Depuis des semaines, les stratèges et économistes sont de plus en plus nombreux à diffuser des indicateurs précurseurs de récession ou à multiplier les avertissements concernant le rapprochement rapide entre les taux à court et à long terme.
Bank of America recommande à ses clients une stratégie «défensive» et répète que les mouvements haussiers sont désormais des occasions de prendre ses profits.
Au plus gros fonds de couverture au monde, Bridgewater Capital, le co-chef des investissements Greg Jensen croit que l’encaisse n’est plus un boulet financier en portefeuille puisque la hausse des taux à court terme procure un rendement.
Les liquidités redeviennent un bon rempart à considérer, au moment où le prix élevé des actions et des obligations fragilise l’équilibre à long terme de ces deux classes d’actif.
«Le prolongement des politiques accommodantes a bel et bien stimulé l’économie et l’appétit du risque, mais il diminue aussi les rendements futurs», a-t-il dit en entrevue à Bloomberg.
L’économiste David Rosenberg, de Gluskin + Sheff, broie aussi du noir tout en prévenant qu’il est impossible de prévoir l’issue du conflit commercial.
Si une guerre de tarifs peut assurément ralentir l’économie mondiale, c’est surtout la Fed qui le tracasse.
La hausse des taux envisagée, en plus de la revente sur le marché des obligations qu’elle possède, équivaudront à un resserrement monétaire de 5,25%, dit-il.
« Jamais dans le passé, un tour aussi sévère du tourniquet monétaire a pu éviter de provoquer une récession »
L’aplatissement de la courbe des taux, l’incapacité des banques à s’apprécier et les tensions dans le marché des obligations de sociétés sont tous des signes selon lui que l’oxygène se raréfie dans les marchés financiers.
Barry Eichengreen, professeur d’économie à l’Université de la Californie en rajoute. À ceux qui croient que la résilience de la Bourse face au conflit commercial est bon signe, il prévient que ses effets n’ont tout simplement pas encore filtré jusqu’à l’économie et les profits.
Les plus optimistes, dont Joe Fahmy de Zor Capital, rétorquent qu’à force de s’inquiéter les pros ratent de bons rendements.
Ils voient même dans la détérioration de plusieurs indicateurs du moral des investisseurs un signal contraire que le marché haussier peut encore se prolonger.
Avantage américain pour l’instant
De sa perche de stratège à court terme, Martin Roberge, de Canaccord Genuity, ne voit aucun mystère.
Les bons profits américains et le dollar fort attirent tout simplement des capitaux aux États-Unis puisque le reste du monde souffre davantage des politiques de Trump, pour l’instant.

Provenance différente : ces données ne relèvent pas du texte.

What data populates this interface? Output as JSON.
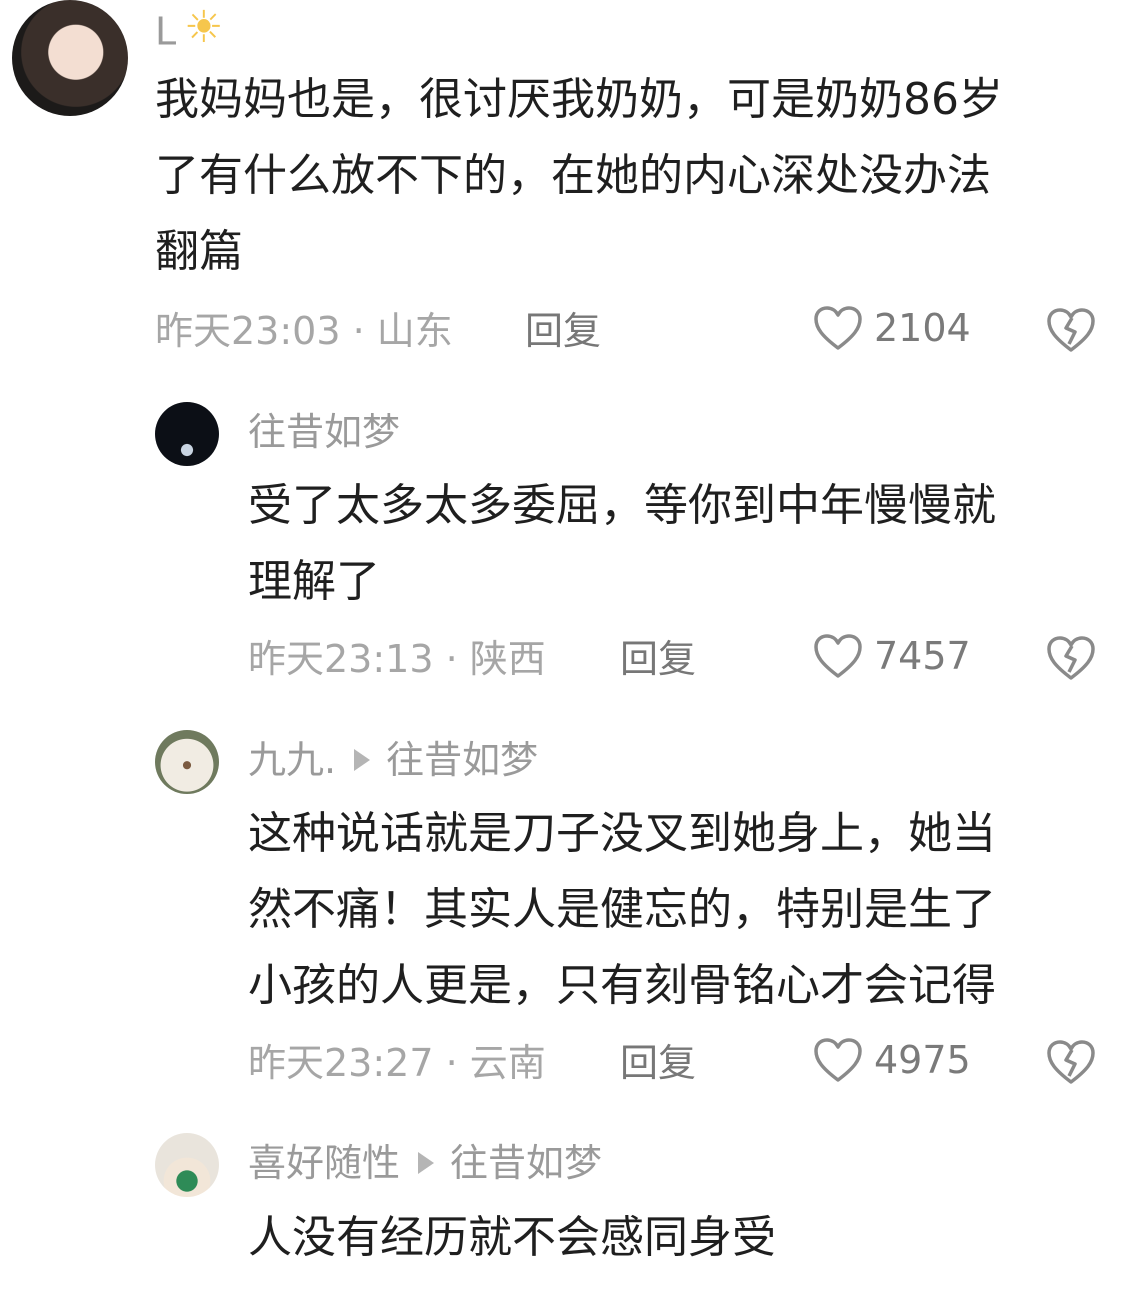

En même temps, l’inflation modérée, les taux de 10 ans inférieurs à 3%, et le récent recul de 5% du pétrole fournissent aussi un peu d’oxygène aux actions.
«À sa troisième tentative, après celle de mars et de juin, le S&P 500 a franchi le cap de 2800. On semble enclencher la dernière poussée boursière à laquelle je m’attendais», dit-il.
Les titres américains plus défensifs des secteurs de la santé et des télécommunications joignent la parade à leur tour. Ces titres remplacent en quelque sorte les banques dont la rentabilité est affaiblie par le trop faible écart entre les taux à court et à long terme, explique le financier.
Au Canada, l’écart entre les taux de 2 et de 10 ans (de 21 points de base) est plus mince que celui aux États-Unis (25 points).
Cela assure presque que la courbe des taux s’inversera au Canada d’abord et que les banques canadiennes ne participeront pas au dernier élan du S&P/TSX, entrevoit-il.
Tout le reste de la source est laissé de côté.